Here is what crm_mon shows after the failure:
Code:
============
Last updated: Mon Feb 13 13:06:20 2012
Stack: openais
Current DC: clutest2 - partition WITHOUT quorum
Version: 1.1.5-01e86afaaa6d4a8c4836f68df80ababd6ca3902f
2 Nodes configured, 2 expected votes
5 Resources configured.
============
Online: [ clutest2 ]
OFFLINE: [ clutest1 ]
Master/Slave Set: ms_drbd_master [p_drbd]
Masters: [ clutest2 ]
Stopped: [ p_drbd:0 ]
Clone Set: cl_ocfs2mgmt [g_ocfs2mgmt]
Started: [ clutest2 ]
Stopped: [ g_ocfs2mgmt:0 ]
Clone Set: cl_fs_ocfs2 [p_fs_ocfs2]
Started: [ clutest2 ]
Stopped: [ p_fs_ocfs2:0 ]
p_xen-lolwut (ocf::heartbeat:Xen): Started clutest2 (unmanaged) FAILED
Failed actions:
p_xen-lolwut_stop_0 (node=clutest2, call=-1, rc=1, status=Timed Out): unknown error
p_xen-lolwut_start_0 (node=clutest2, call=-1, rc=1, status=Timed Out): unknown error
Here is the output from crm configure show:
Code:
node clutest1
node clutest2
primitive p_controld ocf:pacemaker:controld
primitive p_drbd ocf:linbit:drbd \
params drbd_resource="r0" \
operations $id="op_drbd" \
op monitor interval="20" role="Master" timeout="20" \
op monitor interval="30" role="Slave" timeout="20" \
meta target-role="started"
primitive p_fs_ocfs2 ocf:heartbeat:Filesystem \
params device="/dev/drbd/by-res/r0" directory="/domains" fstype="ocfs2" options="rw,noatime"

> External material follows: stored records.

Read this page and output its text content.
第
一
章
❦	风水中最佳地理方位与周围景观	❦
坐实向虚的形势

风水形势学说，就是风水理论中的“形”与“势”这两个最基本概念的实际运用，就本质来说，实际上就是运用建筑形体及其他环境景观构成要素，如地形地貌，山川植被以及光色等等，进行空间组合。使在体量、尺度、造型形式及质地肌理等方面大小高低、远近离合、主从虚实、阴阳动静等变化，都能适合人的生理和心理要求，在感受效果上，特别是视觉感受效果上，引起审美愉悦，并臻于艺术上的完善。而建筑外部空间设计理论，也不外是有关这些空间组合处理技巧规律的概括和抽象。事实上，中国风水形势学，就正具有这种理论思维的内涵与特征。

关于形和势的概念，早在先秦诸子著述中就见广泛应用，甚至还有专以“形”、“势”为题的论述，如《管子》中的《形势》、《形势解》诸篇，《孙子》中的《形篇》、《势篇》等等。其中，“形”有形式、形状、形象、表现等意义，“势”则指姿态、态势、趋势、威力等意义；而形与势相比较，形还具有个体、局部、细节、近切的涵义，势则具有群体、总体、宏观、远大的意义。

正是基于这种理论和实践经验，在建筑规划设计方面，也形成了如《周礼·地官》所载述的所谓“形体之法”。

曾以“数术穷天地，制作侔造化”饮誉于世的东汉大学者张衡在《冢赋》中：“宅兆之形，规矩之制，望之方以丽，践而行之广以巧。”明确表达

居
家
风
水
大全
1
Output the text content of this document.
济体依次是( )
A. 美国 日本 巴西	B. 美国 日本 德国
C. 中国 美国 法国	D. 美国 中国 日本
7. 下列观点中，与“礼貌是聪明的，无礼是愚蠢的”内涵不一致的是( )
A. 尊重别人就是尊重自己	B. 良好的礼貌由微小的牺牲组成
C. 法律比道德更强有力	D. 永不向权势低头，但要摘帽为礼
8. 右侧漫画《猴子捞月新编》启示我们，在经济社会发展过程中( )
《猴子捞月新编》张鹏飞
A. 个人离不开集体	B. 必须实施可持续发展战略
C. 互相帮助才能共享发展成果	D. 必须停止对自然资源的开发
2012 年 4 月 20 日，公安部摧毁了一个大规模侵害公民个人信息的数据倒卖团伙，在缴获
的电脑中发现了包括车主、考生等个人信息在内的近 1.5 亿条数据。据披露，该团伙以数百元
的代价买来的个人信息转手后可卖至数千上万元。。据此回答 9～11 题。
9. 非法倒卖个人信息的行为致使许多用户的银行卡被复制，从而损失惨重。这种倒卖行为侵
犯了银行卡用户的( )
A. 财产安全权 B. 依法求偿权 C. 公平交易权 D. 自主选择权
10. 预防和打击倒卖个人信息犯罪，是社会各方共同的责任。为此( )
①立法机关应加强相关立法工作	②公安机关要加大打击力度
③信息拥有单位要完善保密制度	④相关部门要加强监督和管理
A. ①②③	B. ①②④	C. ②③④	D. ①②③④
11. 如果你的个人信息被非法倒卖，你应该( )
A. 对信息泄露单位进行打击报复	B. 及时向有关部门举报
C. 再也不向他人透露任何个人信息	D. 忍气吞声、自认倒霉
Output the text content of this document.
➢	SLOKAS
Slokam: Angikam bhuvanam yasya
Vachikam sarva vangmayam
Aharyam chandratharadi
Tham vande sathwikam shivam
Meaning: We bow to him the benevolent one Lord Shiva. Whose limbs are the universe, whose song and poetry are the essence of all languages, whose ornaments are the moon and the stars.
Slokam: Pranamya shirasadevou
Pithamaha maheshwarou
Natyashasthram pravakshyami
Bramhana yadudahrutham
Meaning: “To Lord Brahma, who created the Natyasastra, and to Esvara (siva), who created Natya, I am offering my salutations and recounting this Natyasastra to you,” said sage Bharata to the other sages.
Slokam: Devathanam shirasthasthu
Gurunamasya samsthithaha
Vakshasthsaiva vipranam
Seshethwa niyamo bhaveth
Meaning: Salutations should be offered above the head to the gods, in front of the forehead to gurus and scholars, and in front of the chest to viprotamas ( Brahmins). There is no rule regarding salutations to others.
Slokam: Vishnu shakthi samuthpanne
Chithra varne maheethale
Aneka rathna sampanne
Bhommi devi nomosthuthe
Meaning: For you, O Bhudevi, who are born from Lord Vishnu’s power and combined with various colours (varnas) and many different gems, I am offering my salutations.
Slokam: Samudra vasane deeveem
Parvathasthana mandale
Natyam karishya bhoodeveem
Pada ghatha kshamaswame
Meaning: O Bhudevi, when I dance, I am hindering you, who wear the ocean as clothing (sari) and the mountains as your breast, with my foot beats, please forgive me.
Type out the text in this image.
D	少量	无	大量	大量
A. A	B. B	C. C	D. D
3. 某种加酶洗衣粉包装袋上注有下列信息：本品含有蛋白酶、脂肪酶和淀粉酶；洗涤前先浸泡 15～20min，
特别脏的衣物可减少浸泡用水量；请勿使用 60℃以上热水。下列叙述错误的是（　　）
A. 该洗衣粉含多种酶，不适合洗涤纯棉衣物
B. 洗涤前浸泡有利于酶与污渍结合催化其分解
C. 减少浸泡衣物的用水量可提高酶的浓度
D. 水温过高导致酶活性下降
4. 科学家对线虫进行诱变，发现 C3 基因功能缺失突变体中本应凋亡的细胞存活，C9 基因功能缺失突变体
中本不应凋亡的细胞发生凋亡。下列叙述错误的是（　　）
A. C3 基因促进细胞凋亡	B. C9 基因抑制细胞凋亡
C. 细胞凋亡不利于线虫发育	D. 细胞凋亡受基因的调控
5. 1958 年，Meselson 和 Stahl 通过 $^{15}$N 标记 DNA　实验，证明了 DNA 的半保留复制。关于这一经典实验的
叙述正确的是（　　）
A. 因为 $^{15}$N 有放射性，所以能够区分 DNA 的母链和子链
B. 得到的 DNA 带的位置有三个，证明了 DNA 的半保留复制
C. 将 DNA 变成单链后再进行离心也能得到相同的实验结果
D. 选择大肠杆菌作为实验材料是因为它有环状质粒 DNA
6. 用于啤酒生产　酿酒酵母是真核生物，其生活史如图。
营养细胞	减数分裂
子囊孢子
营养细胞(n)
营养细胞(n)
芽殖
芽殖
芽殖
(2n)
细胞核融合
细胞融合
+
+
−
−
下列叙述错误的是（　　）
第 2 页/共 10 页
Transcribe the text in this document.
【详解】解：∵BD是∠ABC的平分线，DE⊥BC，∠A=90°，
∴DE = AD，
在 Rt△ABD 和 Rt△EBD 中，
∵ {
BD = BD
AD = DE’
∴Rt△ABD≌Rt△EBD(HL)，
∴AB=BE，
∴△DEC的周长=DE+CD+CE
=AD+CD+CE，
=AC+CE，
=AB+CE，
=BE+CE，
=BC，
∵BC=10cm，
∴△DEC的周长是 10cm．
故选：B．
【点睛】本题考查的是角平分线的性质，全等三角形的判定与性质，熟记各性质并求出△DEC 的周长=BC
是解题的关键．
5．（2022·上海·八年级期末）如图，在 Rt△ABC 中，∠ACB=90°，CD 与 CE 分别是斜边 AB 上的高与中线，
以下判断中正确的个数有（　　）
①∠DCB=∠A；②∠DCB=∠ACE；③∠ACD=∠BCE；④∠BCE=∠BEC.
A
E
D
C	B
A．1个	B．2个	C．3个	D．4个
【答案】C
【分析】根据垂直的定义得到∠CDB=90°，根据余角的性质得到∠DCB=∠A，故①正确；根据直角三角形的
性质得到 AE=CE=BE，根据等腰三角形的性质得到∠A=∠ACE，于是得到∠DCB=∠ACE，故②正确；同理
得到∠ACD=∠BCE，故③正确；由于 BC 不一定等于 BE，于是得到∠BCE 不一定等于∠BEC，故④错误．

primitive p_o2cb ocf:pacemaker:o2cb
primitive p_xen-lolwut ocf:heartbeat:Xen \
params xmfile="/domains/lolwut/lolwut.cfg" \
op monitor interval="10s" \
meta target-role="Started" allow-migrate="true"
primitive xen-domutest ocf:heartbeat:Xen \
params xmfile="/domains/domutest/domutest.cfg" \
op monitor interval="10s" \
meta target-role="Stopped" allow-migrate="true"
group g_ocfs2mgmt p_controld p_o2cb
ms ms_drbd_master p_drbd \
meta resource-stickiness="100" master-max="2" clone-max="2" notify="true" interleave="true"
clone cl_fs_ocfs2 p_fs_ocfs2
clone cl_ocfs2mgmt g_ocfs2mgmt \
meta interleave="true"
colocation c_lolwut_fs inf: p_xen-lolwut cl_fs_ocfs2
colocation c_ocfs2 inf: cl_fs_ocfs2 cl_ocfs2mgmt ms_drbd_master:Master
order o_lolwut-after-fs inf: cl_fs_ocfs2:start p_xen-lolwut:start
order o_ocfs2 0: ms_drbd_master:promote cl_ocfs2mgmt:start cl_fs_ocfs2:start
property $id="cib-bootstrap-options" \
dc-version="1.1.5-01e86afaaa6d4a8c4836f68df80ababd6ca3902f" \
cluster-infrastructure="openais" \
expected-quorum-votes="2" \
no-quorum-policy="ignore" \
stonith-enabled="false" \
default-resource-stickiness="1000"
Any help would be appreciated!
|